Collection
Días de junio IV [June Days IV]
- 1990
- Patinated Corten steel
- 233 x 300 x 86 cm
- Cat. E_90
- Acquired in 1992
The Banco de España collection boasts a fine range of works by Pablo Palazuelo, drawn from nearly his whole career from the 1960s to the 1990s. They show the different disciplines used by the Madrid artist to express his profound, poetic idea of abstraction: drawing, painting and sculpture, with the latter also including the designing of works for public spaces (June Days IV, 1990).
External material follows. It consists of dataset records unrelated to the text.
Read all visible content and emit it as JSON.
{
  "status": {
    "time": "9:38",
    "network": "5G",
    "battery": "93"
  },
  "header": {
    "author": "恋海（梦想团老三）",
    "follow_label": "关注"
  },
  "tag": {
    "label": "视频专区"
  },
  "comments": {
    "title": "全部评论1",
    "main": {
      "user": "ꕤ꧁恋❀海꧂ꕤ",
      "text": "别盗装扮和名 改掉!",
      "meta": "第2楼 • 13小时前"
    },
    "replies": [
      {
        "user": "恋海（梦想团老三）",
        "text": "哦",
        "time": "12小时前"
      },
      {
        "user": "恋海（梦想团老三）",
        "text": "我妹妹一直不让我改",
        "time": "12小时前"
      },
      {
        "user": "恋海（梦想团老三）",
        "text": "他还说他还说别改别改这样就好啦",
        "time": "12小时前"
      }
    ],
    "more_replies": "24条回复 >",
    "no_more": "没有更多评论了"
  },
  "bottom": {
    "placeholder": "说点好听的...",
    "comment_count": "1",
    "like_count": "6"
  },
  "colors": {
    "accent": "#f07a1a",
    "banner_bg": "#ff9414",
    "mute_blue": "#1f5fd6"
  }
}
After his time in Paris, Pablo Palazuelo began to use geometry to analyse the material world. At the same time he turned to spirituality, Kabbalah, metaphysics and oriental thought. That would not only lead throughout his career to purity and minimalization of forms and colours, but would also be reflected in the titles of his works. For example, Mandala IV (1966) refers to the Hindu and Buddhist drawings that represent the universe based on a circle within a quadrangular form; in turn, Monroy V (Yantra) (1985) combines biographical information — the town in Cáceres where Palazuelo spent a good part of his life — with a Sanskrit word that refers to a geometric form to be reconstructed mentally when meditating. Geometry and mysticism are combined in Palazuelo’s work as two strands of the same thread.
However, there is not only mysticism in his work but also the nature and emotion that pulsating life produces. Pablo Palazuelo repeatedly used a line-based form that is visibly modified: he makes it grow and shrink rhythmically, sometimes stressing its centre as in Mandala IV; Sub-Rose IV (1977); Monroy V (Yantra). His work thus refers to organic values, human beings where the large – macrocosmos – and the small – microcosmos – are identified. Titles such as Sylvarum IV (‘forest’ in Latin), from 1987, highlight how natural life was an important source of inspiration for Palazuelo’s constructive forms. There are also works where that replication, like energy, is generated endlessly, like an echo with multiple permutations, once again as branching. Cases in point include Grand dessin (1960), Sylvarum IV and Mo-Tseu II (1987). This feeling also reverberates in his sculpture (June Days IV).